Emily Manoogian, co-auteure principale et post-doctorante au laboratoire de Panda, a expliqué que limiter la consommation de tout aliment, à l’exception de l’eau, à 10 heures permet au corps de se reposer pendant 14 heures sur une période de 24 heures. Par conséquent, cela favorise un meilleur métabolisme.
L'étude a porté sur 19 participants atteints du syndrome métabolique qui ont déclaré manger dans une fenêtre quotidienne de plus de 14 heures. Quatre-vingt-quatre pour cent des participants prenaient au moins un médicament. Ils ont utilisé une application pour enregistrer les heures auxquelles ils mangeaient, ainsi que les aliments qu'ils consommaient pendant la période de référence de deux semaines et l'expérience suivante de restriction horaire de trois mois.
Les participants n’ont signalé aucun effet négatif lié à la limitation de leur consommation à 10 heures par jour. De plus, ils ont constaté divers bienfaits, notamment une réduction du poids, de l’indice de masse corporelle et du tour de taille. En outre, ils ont mieux dormi et ont présenté une pression artérielle, une glycémie et un taux de cholestérol plus sains, autant de facteurs qui réduisent le risque de maladies chroniques.
« Le rythme circadien du corps est comme une horloge centrale dans le cerveau qui réagit à la lumière », a déclaré à Olive Oil Times le premier auteur, Michael Wilkinson, professeur clinique adjoint de médecine à l’Université de Californie à San Diego. « Ces réactions influencent l’activité des organes périphériques, tels que le foie, qui possèdent leurs propres horloges. »

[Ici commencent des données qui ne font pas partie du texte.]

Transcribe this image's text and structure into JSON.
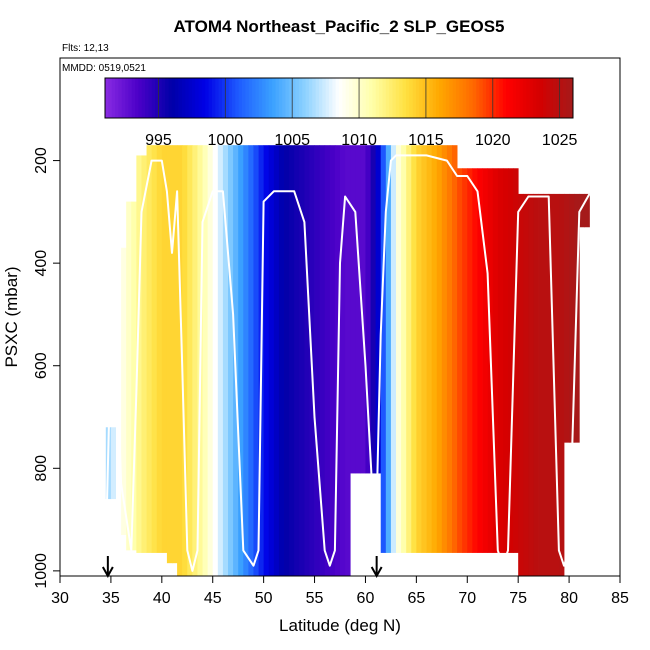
{
  "chart_data": {
    "type": "heatmap",
    "title": "ATOM4 Northeast_Pacific_2 SLP_GEOS5",
    "flights_label": "Flts: 12,13",
    "dates_label": "MMDD: 0519,0521",
    "xlabel": "Latitude (deg N)",
    "ylabel": "PSXC (mbar)",
    "xlim": [
      30,
      85
    ],
    "ylim": [
      1010,
      0
    ],
    "x_ticks": [
      30,
      35,
      40,
      45,
      50,
      55,
      60,
      65,
      70,
      75,
      80,
      85
    ],
    "y_ticks": [
      200,
      400,
      600,
      800,
      1000
    ],
    "colorbar": {
      "range": [
        991,
        1026
      ],
      "ticks": [
        995,
        1000,
        1005,
        1010,
        1015,
        1020,
        1025
      ],
      "colors": [
        "#8a2be2",
        "#4b00c8",
        "#0000a8",
        "#0000e6",
        "#1e5cff",
        "#3aa0ff",
        "#8ed2ff",
        "#ffffff",
        "#ffffa8",
        "#ffe040",
        "#ffa800",
        "#ff6a00",
        "#ff0000",
        "#d40000",
        "#a51a1a"
      ]
    },
    "slp_profile": {
      "lat": [
        34.5,
        36,
        38,
        40,
        42,
        44,
        46,
        48,
        50,
        52,
        54,
        56,
        58,
        60,
        61,
        63,
        65,
        67,
        69,
        71,
        73,
        75,
        77,
        79,
        81,
        82
      ],
      "slp": [
        1006,
        1009,
        1012,
        1014,
        1014,
        1011,
        1007,
        1003,
        999,
        996,
        995,
        994,
        993,
        993,
        996,
        1009,
        1014,
        1016,
        1019,
        1021,
        1023,
        1024,
        1025,
        1025,
        1026,
        1026
      ]
    },
    "columns": [
      {
        "lat_start": 34.5,
        "lat_end": 35.5,
        "top": 720,
        "bottom": 860
      },
      {
        "lat_start": 35.5,
        "lat_end": 36.5,
        "top": 370,
        "bottom": 930
      },
      {
        "lat_start": 36.5,
        "lat_end": 37.5,
        "top": 280,
        "bottom": 960
      },
      {
        "lat_start": 37.5,
        "lat_end": 38.5,
        "top": 190,
        "bottom": 965
      },
      {
        "lat_start": 38.5,
        "lat_end": 40.5,
        "top": 170,
        "bottom": 965
      },
      {
        "lat_start": 40.5,
        "lat_end": 41.5,
        "top": 170,
        "bottom": 985
      },
      {
        "lat_start": 41.5,
        "lat_end": 54.5,
        "top": 170,
        "bottom": 1010
      },
      {
        "lat_start": 54.5,
        "lat_end": 58.5,
        "top": 170,
        "bottom": 1010
      },
      {
        "lat_start": 58.5,
        "lat_end": 61.5,
        "top": 170,
        "bottom": 810
      },
      {
        "lat_start": 61.5,
        "lat_end": 69,
        "top": 170,
        "bottom": 965
      },
      {
        "lat_start": 69,
        "lat_end": 75,
        "top": 215,
        "bottom": 965
      },
      {
        "lat_start": 75,
        "lat_end": 79.5,
        "top": 265,
        "bottom": 1010
      },
      {
        "lat_start": 79.5,
        "lat_end": 81,
        "top": 265,
        "bottom": 750
      },
      {
        "lat_start": 81,
        "lat_end": 82,
        "top": 265,
        "bottom": 330
      }
    ],
    "flight_track": {
      "lat": [
        34.5,
        35,
        35.5,
        36,
        37,
        37.5,
        38,
        39,
        40,
        40.5,
        41,
        41.5,
        42,
        42.5,
        43,
        43.5,
        44,
        45,
        46,
        47,
        48,
        49,
        49.5,
        50,
        51,
        52,
        53,
        54,
        55,
        56,
        56.5,
        57,
        57.5,
        58,
        59,
        60,
        61,
        61.5,
        62,
        62.5,
        63,
        64,
        65,
        66,
        67,
        68,
        69,
        70,
        71,
        72,
        73,
        73.5,
        74,
        75,
        76,
        77,
        78,
        79,
        79.5,
        80,
        81,
        82
      ],
      "p": [
        960,
        560,
        540,
        830,
        960,
        650,
        300,
        200,
        200,
        260,
        380,
        260,
        600,
        960,
        1000,
        960,
        320,
        260,
        260,
        500,
        960,
        990,
        960,
        280,
        260,
        260,
        260,
        320,
        700,
        960,
        990,
        960,
        400,
        270,
        300,
        600,
        960,
        540,
        300,
        200,
        190,
        190,
        190,
        190,
        195,
        200,
        230,
        230,
        260,
        420,
        960,
        990,
        960,
        300,
        270,
        270,
        270,
        960,
        990,
        960,
        300,
        265
      ]
    },
    "markers": [
      {
        "lat": 34.7
      },
      {
        "lat": 61.1
      }
    ]
  }
}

« Outre la lumière, l’alimentation influe sur ces horloges. Lorsque l’on mange tard le soir ou tôt le matin, cela perturbe les cycles métaboliques jour-nuit normaux des organes qui, autrement, suivraient le rythme circadien », a-t-il ajouté. « Le jeûne nocturne permet à ces processus métaboliques de se dérouler sans perturbation.
« Nous avons donc émis l’hypothèse que, comme l’alimentation à durée limitée aligne l’apport alimentaire sur le rythme circadien, le métabolisme est plus sain et les aliments sont métabolisés de manière plus efficace », a conclu Wilkinson. « Les effets en aval d’un métabolisme plus sain sont la protection contre l’obésité et les troubles métaboliques associés. »
L'étude a été publiée dans Cell Metabolism.